The Nine Lives of Thomas Katz
Having won an award in Cork for a short film, Ben Hopkins returns with his latest feature. The Nine Lives of Thomas Katz wowed audiences in Edinburgh recently, as a unique example of British surreallism. A bizarre black comedy that begins with a man, dressed in costume from another century, arriving in modern day London through a manhole. The Toronto catalogue described it as ‘the funniest comedy about the end of the world ever made.’

Northern Skirts
An award winner at last year’s Venice Film Festival, this ensemble piece set in Vienna in 1995, draws together an immigrant community, in their twenties, setting up a life in a new country. Coming from the Yugoslav war, or part of the migrating populace of Romania, the scenario is one that is often associated with film and television culture in the West - a group of fine young things talk about life, romance and high ideals. However, this film takes its angle seriously, an angle where the high ideals are far more credible than in the café society of western capitalism.

Purely Belter
The new film from Mark Herman, like his previous two films, Brassed Off and Little Voice, is more of an intimate approach to filmmaking and screenwriting than most of his British counterparts. Purely Belter is an endearing and entertaining tale of boyhood friendship and, in particular, their escapades in an attempt to raise money for a season ticket to the year's games of Newcastle United – with a camoe from Alan Shearer.

Small-Time Crooks
The new film from Woody Allen, hot on the heels of the recent release of the critically acclaimed Sweet and Lowdown, Small-Time Crooks is, in comparison, more of a broad farce. A satirical rendition of slapstick humour beginning with a group of bumbling would-be bank robbers and leading to a broader canvas concerning a bickering couple with new-found wealth.

Sozhue River
A Chinese homage to Hitchcock with definite parallels to Rear Window and Vertigo, the style of Sozhue River is independently distinctive. It twists and turns at its own pace, mirroring the plot's movement with the symbolic flow of the river in the title. The film centres around the tragic love affair between a videographer whose subjective camera-work inflects the style of the film, and the daughter of a black marketeer.

Woman on Top
A new comedy starring Spain’s most popular actress Penelope Cruz in one of her first leading roles in an American produced feature. This film definitely has a Latin feel given its approach to humour and its grounding in dramatic credibility – no matter how surreal. Having moved to San Francisco, after she proves too much for her husband – always requesting to be on top, the often motion-sick Isabella finds herself the toast of the town as a celebrity chef.

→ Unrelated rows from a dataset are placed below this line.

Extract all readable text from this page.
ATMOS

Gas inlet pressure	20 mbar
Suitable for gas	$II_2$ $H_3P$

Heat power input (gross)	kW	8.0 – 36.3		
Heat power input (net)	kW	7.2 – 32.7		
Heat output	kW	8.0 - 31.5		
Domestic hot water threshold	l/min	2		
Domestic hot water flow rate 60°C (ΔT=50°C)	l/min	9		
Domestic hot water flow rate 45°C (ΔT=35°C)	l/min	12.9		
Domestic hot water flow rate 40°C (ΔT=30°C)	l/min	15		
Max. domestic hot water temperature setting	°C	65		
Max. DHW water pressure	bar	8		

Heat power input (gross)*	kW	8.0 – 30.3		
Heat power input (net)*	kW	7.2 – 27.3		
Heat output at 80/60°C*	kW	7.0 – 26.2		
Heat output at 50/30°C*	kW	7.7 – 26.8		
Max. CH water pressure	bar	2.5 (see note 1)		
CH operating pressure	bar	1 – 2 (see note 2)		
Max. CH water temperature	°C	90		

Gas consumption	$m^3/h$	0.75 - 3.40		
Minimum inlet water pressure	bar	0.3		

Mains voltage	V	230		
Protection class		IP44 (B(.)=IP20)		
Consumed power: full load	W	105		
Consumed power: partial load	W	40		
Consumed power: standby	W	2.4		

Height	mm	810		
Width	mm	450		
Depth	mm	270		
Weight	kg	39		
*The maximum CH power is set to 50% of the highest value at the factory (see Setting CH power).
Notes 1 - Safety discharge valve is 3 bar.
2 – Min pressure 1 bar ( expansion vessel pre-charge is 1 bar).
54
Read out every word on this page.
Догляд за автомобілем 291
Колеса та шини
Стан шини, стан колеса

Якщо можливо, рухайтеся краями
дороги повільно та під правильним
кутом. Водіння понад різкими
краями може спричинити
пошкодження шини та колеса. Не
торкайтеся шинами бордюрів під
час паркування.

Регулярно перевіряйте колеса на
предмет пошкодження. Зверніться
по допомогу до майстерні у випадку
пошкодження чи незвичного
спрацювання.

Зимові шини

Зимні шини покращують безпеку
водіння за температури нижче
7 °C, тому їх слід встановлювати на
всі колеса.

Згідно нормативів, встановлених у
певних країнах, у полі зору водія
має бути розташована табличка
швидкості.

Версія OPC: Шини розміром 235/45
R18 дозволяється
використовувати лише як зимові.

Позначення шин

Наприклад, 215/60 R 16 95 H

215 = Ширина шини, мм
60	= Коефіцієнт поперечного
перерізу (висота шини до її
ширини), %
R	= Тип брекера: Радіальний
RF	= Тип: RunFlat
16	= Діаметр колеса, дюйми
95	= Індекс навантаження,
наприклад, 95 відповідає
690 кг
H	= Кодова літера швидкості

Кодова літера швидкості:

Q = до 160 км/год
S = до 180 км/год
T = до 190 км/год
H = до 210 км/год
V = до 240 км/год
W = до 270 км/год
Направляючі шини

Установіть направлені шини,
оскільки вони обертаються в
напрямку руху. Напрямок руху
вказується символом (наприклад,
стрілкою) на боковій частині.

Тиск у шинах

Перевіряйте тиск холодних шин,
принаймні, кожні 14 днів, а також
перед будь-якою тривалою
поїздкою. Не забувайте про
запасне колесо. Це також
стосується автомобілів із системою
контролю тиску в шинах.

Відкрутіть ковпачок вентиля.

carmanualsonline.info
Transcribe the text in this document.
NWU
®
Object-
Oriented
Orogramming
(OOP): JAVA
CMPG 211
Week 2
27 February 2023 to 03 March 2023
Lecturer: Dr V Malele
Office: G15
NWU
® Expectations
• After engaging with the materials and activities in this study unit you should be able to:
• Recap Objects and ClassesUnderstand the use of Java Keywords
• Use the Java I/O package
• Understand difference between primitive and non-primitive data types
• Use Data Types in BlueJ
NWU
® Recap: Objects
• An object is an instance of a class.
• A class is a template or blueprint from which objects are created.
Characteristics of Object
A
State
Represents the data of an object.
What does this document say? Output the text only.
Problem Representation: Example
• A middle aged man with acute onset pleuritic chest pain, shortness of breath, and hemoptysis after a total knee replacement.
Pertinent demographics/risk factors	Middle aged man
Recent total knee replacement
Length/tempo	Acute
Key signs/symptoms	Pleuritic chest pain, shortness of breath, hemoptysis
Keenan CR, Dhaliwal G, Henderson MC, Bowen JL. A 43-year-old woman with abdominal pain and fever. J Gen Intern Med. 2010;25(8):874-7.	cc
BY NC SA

The Werckmeister Harmonies
The Werckmeister Harmonies is the new film from the highly regarded Bela Tarr. Having received a standing ovation, at Cannes earlier in the year, The Werckmeister Harmonies is a film not to be missed in this year’s festival. Concerning the fable of a revolutionary movement in a Hungarian town, Tarr uses his unique allegorical and mystical style to bring the film to an apocalyptic conclusion. Already deemed a masterpiece.